06-02-2016 02:23 AM
everybody knows about single initiator zoning. Brocade even recommends one initiator and one target only in a zone.
the reason for this is to eliminate potentially disruptive RSCN. in Brocade documentation they say only "have potential to disrupt storage traffic". But what kind of disruption can these RSCN make? Host will get scsi timeouts and thats it? or the data may be corrupted?
Solved! Go to Solution.
06-02-2016 04:22 AM
It was a long time ago, but I have experienced issues when having mulitple Initiators in the same zone. We also discovered
that the company had two different HBAs in the same zone and one HBA became very slow in some situations.
There is no use (nor support) in having mulitple Initiators in the same zone, but you can very well have multiple Targets
as long as they belong to the same kind of device (with the same firmware levels).

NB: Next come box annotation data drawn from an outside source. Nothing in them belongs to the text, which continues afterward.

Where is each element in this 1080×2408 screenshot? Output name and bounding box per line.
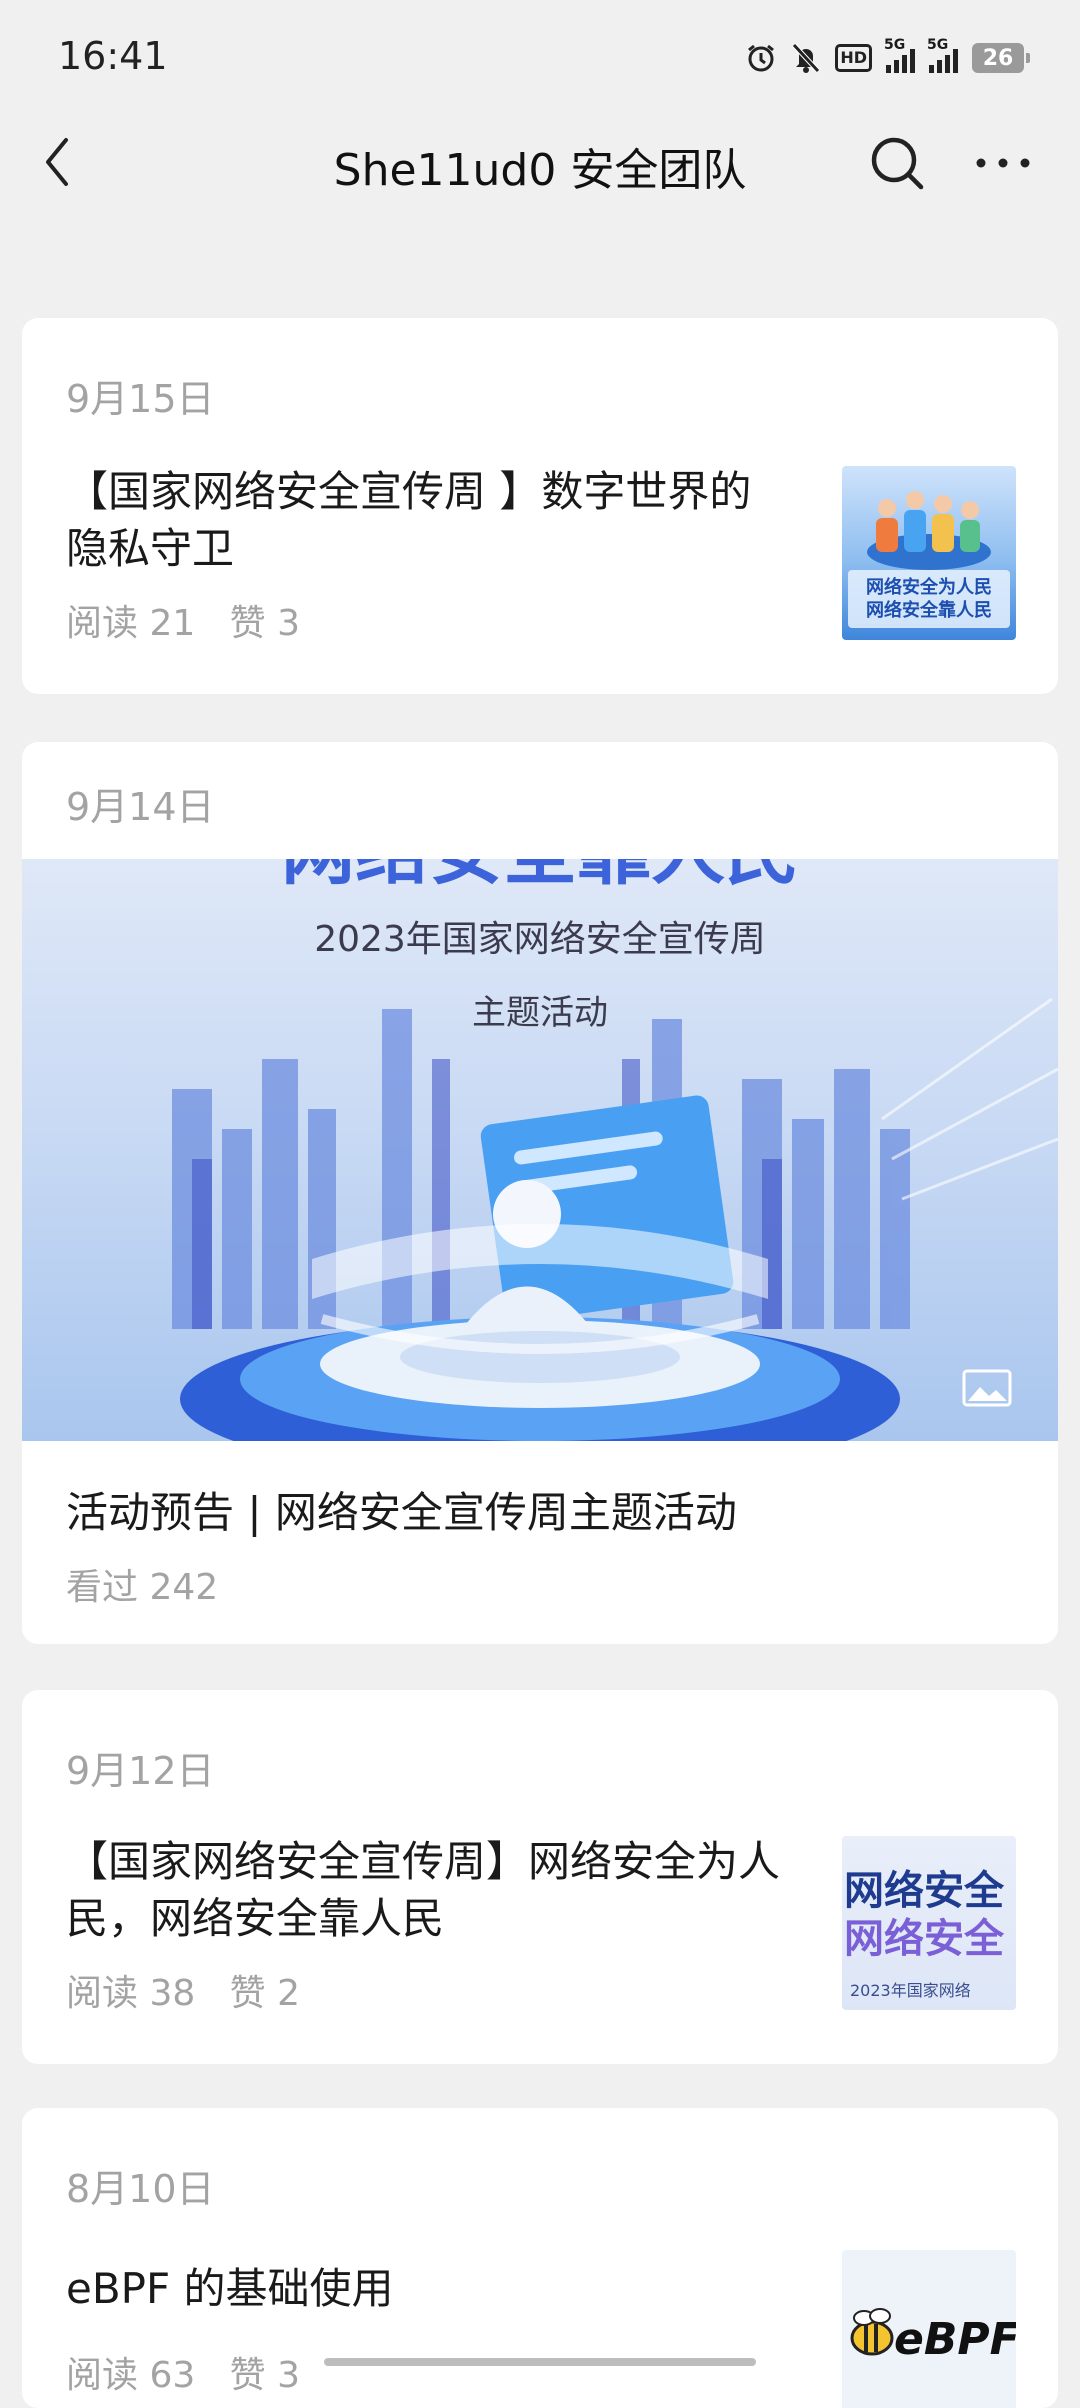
bell-muted-icon: [791, 42, 821, 74]
article-date: 8月10日: [66, 2167, 215, 2211]
svg-text:eBPF: eBPF: [894, 2314, 1016, 2365]
article-banner-image[interactable]: 网络安全靠人民 2023年国家网络安全宣传周 主题活动: [22, 859, 1058, 1441]
article-card-banner[interactable]: 9月14日 网络安全靠人民 2023年国家网络安全宣传周 主题活动: [22, 742, 1058, 1644]
article-card[interactable]: 9月15日 【国家网络安全宣传周 】数字世界的 隐私守卫 阅读 21 赞 3 网…: [22, 318, 1058, 694]
svg-text:网络安全: 网络安全: [844, 1916, 1005, 1962]
search-icon[interactable]: [864, 130, 930, 196]
article-stats: 阅读 21 赞 3: [66, 603, 300, 644]
article-title[interactable]: 【国家网络安全宣传周 】数字世界的 隐私守卫: [66, 463, 826, 577]
article-stats: 阅读 63 赞 3: [66, 2355, 300, 2396]
hd-icon: HD: [835, 44, 872, 72]
article-thumbnail[interactable]: 网络安全为人民 网络安全靠人民: [842, 466, 1016, 640]
svg-text:主题活动: 主题活动: [472, 993, 608, 1033]
svg-text:网络安全: 网络安全: [844, 1868, 1005, 1914]
status-time: 16:41: [58, 34, 168, 78]
svg-text:网络安全为人民: 网络安全为人民: [866, 576, 992, 598]
signal-5g-icon: 5G: [884, 37, 915, 73]
article-thumbnail[interactable]: 网络安全 网络安全 2023年国家网络: [842, 1836, 1016, 2010]
article-date: 9月14日: [66, 785, 215, 829]
article-thumbnail[interactable]: eBPF: [842, 2250, 1016, 2408]
article-stats: 阅读 38 赞 2: [66, 1973, 300, 2014]
bee-logo: [850, 2308, 894, 2356]
svg-text:网络安全靠人民: 网络安全靠人民: [866, 599, 992, 621]
alarm-icon: [745, 42, 777, 74]
home-indicator[interactable]: [324, 2358, 756, 2366]
signal-5g-icon: 5G: [927, 37, 958, 73]
image-icon: [962, 1369, 1012, 1407]
more-icon[interactable]: [970, 130, 1036, 196]
article-stats: 看过 242: [66, 1567, 219, 1608]
nav-bar: She11ud0 安全团队: [0, 110, 1080, 220]
svg-text:2023年国家网络: 2023年国家网络: [850, 1981, 971, 2000]
svg-text:2023年国家网络安全宣传周: 2023年国家网络安全宣传周: [314, 919, 766, 960]
svg-text:网络安全靠人民: 网络安全靠人民: [281, 859, 799, 895]
article-date: 9月12日: [66, 1749, 215, 1793]
article-card[interactable]: 9月12日 【国家网络安全宣传周】网络安全为人 民，网络安全靠人民 阅读 38 …: [22, 1690, 1058, 2064]
article-date: 9月15日: [66, 377, 215, 421]
status-bar: 16:41 HD 5G 5G 26: [0, 0, 1080, 110]
status-icons: HD 5G 5G 26: [745, 37, 1030, 78]
article-title[interactable]: 【国家网络安全宣传周】网络安全为人 民，网络安全靠人民: [66, 1833, 826, 1947]
article-title[interactable]: eBPF 的基础使用: [66, 2260, 826, 2317]
battery-icon: 26: [972, 43, 1030, 73]
article-title[interactable]: 活动预告 | 网络安全宣传周主题活动: [66, 1484, 1016, 1541]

I have been using Single init - Multiple targets zoning for several years with different Storage array vendors and models
To my experience, RSCN is not a problem with newer SAN-switch fw and HBA drv versions. At least I have never seen corrupt data
due to RSCN.
06-02-2016 11:27 AM - edited 06-02-2016 02:16 PM
Switch sends out an RSCN when it needs to notify the attached devices about some fabric changes. Devices receive the RSCN and react accordingly. What this practically means:
Switch firmware has very low influence on this process, unless there's a FOS bug that sends out wrong RSCNs at wrong times and/or to the wrong recipients.
I think that Target ports are very tolerant to the RSCNs, if not indifferent at all.
Host HBAs - this is the place where things can go wrong. They have to rescan what they see, and also notify the upper layers about any changes. This might take time, so yes, it is rather common to see some I/O freeze during this time. And if something in the I/O stack (HBA firmware, HBA driver, MPIO driver, SCSI driver, Volume Manager, File System, etc...) isn't working as it should, it's also fairly possible to have some more serious issues than just I/O freezes.
06-02-2016 02:05 PM - edited 06-02-2016 02:06 PM
Theoretically there is an event type in the RSCN as well as the addresses that changed. While you can see the addresses, usually the event type is not set by the switches. So a host (that registered for RSCNs) goes to the nameserver and asks about its targets. It usually even ignores the addresses in the RSCN, it just asks for everything. That takes some time. As it's not sure about its targets (well it got an RSCN, didn't it?) it will suspend the traffic during that time.
Imagine there is a zone with ports from 100 different hosts + some storages. (Definitely not best practice...)
Host 1 is rebooted and drops from the fabric briefly. Hosts 2-100 registered for RSCNs and get them. Usually the event type is not set, so they don't know what exactly happened, but they *could* see the affected address. They *could* think "Hey, I know this address. I was told this address before by the nameserver but when I tried to PLOGI/PRLI it earlier it turned out that it wasn't a target, so I shouldn't care." But what really happens is that it goes to the nameserver and ask about *ALL* the devices it's zoned with. So one after each other the switch's CPU tells all the 99 remaining hosts about each other + about the storage ports. And many of them will even re-login into all the addresses it got from the nameserver.
Even with that kind of bad zoning we shouldn't see real RSCN storms like in the old days anymore where this situation led to recursive, self-multiplying nameserver spamming with more and more RSCNs eventually leading to aweful outages. But still you can have a mean impact due to all the processing and suspended traffic during relogins.
Peer zoning helps a lot with this. Hosts won't get RSCNs about other hosts anymore.